Dawood considered match fixing a clean job
New Delhi, May 18: For Dawood Ibrahim, match-fixing was a sort of 'clean job' as no force or killing were required and only a few players here and there had to be 'fixed' and the money shared, says a new book on the subject.
"On the whole, Dawood's entry into the fixing game was fairly easy to understand. The appeal of this additional revenue stream would be pretty obvious even to the average gangster. They did not have to 'tapkao' (kill) anybody by way of some contractual killing. No land-grabbing was involved. No slum had to be forcibly evacuated. No tenant had to be threatened to make way for some developer," it says.

In "No Ball: The Murky World of Match Fixing", Chandramohan Puppala traces cricket's biggest corruption back to kingpin Dawood himself. Based on transcripts of police-recorded conversations and unpublished information about the players at the eye of the storm, including some of India's biggest names, the book talks of the rot at the heart of Indian cricket.

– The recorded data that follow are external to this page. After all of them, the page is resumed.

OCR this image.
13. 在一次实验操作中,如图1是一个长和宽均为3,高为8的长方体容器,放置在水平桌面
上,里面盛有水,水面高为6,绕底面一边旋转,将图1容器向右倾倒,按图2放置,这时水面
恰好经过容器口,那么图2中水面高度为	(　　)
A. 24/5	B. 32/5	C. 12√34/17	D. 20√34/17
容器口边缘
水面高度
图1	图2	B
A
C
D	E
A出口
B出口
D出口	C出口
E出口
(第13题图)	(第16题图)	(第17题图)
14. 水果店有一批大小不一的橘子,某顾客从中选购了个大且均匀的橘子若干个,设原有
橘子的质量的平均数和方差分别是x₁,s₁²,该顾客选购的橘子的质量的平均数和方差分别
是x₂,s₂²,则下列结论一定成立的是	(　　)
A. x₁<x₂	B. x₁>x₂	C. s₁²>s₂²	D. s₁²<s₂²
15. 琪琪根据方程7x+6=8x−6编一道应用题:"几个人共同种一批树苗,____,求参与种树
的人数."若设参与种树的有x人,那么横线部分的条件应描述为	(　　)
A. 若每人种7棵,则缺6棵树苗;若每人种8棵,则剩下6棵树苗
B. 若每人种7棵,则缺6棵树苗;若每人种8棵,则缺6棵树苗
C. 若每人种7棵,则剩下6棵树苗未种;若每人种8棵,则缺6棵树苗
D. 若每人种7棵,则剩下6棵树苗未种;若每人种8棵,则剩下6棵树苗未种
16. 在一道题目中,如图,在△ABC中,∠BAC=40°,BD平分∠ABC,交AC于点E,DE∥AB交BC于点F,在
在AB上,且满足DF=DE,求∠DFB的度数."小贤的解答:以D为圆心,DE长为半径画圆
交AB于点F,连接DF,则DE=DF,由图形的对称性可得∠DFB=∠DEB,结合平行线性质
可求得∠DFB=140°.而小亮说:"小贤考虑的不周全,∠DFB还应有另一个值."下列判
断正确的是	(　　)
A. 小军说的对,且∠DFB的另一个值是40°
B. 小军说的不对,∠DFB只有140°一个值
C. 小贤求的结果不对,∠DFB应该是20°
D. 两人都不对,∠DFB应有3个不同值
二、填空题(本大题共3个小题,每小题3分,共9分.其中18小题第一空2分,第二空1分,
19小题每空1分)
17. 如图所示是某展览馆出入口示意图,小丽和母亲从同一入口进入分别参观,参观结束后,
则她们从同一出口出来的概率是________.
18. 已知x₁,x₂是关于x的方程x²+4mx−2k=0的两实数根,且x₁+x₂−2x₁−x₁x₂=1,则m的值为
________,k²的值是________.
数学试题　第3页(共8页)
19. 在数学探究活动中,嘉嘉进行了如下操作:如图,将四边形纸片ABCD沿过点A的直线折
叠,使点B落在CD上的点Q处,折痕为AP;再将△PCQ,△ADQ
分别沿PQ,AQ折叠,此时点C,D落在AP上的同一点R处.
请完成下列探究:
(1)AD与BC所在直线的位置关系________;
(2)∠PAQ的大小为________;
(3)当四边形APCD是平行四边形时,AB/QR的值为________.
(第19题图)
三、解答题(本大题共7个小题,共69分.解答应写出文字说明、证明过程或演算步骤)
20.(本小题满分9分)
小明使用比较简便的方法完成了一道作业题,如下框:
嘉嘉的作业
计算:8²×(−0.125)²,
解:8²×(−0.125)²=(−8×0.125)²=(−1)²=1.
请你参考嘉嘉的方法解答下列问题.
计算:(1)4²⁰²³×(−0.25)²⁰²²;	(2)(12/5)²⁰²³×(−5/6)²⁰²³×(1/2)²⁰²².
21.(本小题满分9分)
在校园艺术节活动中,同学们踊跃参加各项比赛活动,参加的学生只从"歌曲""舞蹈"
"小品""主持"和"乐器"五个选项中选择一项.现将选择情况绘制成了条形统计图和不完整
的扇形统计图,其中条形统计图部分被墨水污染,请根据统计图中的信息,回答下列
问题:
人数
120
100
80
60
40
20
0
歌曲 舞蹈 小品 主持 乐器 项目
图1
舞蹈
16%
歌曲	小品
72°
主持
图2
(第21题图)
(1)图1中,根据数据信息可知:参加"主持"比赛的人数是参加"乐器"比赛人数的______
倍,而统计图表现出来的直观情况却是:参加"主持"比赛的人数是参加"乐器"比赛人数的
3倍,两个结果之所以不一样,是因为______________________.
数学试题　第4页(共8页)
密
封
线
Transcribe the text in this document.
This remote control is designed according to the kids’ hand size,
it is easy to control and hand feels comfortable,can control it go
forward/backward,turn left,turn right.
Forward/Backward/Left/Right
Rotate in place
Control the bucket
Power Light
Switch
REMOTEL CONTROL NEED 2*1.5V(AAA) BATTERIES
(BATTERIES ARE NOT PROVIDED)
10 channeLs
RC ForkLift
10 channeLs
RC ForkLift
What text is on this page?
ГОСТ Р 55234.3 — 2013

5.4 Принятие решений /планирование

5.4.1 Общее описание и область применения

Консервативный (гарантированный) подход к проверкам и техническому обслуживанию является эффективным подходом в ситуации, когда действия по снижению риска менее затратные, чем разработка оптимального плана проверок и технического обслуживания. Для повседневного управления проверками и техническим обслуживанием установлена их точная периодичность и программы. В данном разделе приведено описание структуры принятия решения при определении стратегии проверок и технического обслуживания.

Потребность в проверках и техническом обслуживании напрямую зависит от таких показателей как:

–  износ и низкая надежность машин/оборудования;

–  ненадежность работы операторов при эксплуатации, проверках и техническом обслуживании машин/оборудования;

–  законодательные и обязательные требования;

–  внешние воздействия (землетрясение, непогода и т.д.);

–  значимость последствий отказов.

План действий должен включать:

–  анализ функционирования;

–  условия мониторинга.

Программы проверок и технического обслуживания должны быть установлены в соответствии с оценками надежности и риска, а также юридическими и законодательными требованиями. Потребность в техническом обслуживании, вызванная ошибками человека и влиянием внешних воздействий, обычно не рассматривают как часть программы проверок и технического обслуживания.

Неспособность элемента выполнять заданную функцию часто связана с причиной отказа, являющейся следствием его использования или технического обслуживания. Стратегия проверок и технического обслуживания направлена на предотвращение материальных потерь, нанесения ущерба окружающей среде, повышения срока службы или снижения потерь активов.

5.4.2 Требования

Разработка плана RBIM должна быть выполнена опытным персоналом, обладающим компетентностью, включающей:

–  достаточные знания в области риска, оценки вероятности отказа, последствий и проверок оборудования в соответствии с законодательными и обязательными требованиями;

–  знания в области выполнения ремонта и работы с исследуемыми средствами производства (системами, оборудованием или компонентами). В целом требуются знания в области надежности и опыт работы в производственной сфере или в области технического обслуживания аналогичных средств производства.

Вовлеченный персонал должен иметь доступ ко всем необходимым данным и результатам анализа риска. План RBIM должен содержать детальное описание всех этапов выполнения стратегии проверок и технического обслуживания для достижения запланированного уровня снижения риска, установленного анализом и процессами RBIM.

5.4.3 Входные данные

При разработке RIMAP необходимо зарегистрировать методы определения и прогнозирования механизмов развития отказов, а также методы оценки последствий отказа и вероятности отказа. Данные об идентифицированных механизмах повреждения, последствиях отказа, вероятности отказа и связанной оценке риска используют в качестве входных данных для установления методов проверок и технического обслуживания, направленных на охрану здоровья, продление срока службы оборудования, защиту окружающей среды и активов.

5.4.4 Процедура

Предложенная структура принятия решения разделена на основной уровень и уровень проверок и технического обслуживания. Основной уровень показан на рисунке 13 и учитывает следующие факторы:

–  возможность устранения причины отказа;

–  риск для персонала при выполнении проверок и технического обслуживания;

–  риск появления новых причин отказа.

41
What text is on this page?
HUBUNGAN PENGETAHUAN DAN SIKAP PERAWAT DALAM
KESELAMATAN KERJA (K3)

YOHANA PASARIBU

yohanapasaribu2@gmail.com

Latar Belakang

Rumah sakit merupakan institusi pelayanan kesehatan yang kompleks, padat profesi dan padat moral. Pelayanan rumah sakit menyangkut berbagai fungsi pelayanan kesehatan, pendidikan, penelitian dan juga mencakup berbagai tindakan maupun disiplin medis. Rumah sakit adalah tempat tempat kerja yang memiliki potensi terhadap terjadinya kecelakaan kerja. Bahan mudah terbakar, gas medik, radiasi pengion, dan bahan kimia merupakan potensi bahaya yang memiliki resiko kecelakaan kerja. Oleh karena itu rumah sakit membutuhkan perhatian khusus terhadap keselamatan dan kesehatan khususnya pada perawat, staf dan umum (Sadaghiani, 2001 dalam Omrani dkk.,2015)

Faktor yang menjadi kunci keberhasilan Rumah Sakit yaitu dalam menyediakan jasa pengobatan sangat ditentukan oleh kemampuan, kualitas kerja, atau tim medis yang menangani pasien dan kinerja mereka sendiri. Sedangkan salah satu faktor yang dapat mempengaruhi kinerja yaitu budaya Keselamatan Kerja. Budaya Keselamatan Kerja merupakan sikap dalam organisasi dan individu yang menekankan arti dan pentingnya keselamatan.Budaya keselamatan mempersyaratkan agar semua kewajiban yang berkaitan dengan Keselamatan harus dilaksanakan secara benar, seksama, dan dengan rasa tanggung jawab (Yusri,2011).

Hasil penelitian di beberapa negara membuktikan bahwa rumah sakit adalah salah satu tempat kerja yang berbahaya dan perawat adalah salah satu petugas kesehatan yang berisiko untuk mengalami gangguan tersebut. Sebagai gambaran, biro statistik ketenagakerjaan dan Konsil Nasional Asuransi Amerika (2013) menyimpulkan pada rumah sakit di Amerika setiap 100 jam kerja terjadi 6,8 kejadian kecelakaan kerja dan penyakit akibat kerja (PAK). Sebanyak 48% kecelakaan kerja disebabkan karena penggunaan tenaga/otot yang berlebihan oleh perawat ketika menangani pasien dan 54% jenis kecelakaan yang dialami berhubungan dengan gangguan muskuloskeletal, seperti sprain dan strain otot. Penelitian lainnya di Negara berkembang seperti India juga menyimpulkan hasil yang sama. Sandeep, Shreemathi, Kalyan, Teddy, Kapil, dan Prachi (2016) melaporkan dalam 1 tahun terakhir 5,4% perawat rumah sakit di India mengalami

For the D-Company, match-fixing was a 'clean job', the author says. "They only had to 'fix' a few players here and there and share the money. That was all. In the black world of crime, match-fixing had come to be known as 'white-collar business'," he writes.
Betting in cricket has been part of public knowledge since the '90s. The police in India have always known about its existence, and there have been occasional raids and arrests that have not occupied more than a single-column space in the daily newspapers, the book, published by Pan, says. "However, it was only in 2000 that betting made it to the headlines, when it ended the careers of former Indian captain Mohammad Azharuddin and batsman Ajay Jadeja. 'Match-fixing' also spoilt the reputations of all-rounder Manoj Prabhakar and former Indian skipper and 'Haryana Hurricane' Kapil Dev," it says.
Son of a police head constable, Dawood grew up as an amateur cricketer, first trying his hands at gully cricket, and in later years, watching every ball of every important cricket match from the best box at the pavilion end, the book says. "Even as cricket remained his passion, his eye was set on the blind alleys of crime in downtown Mumbai."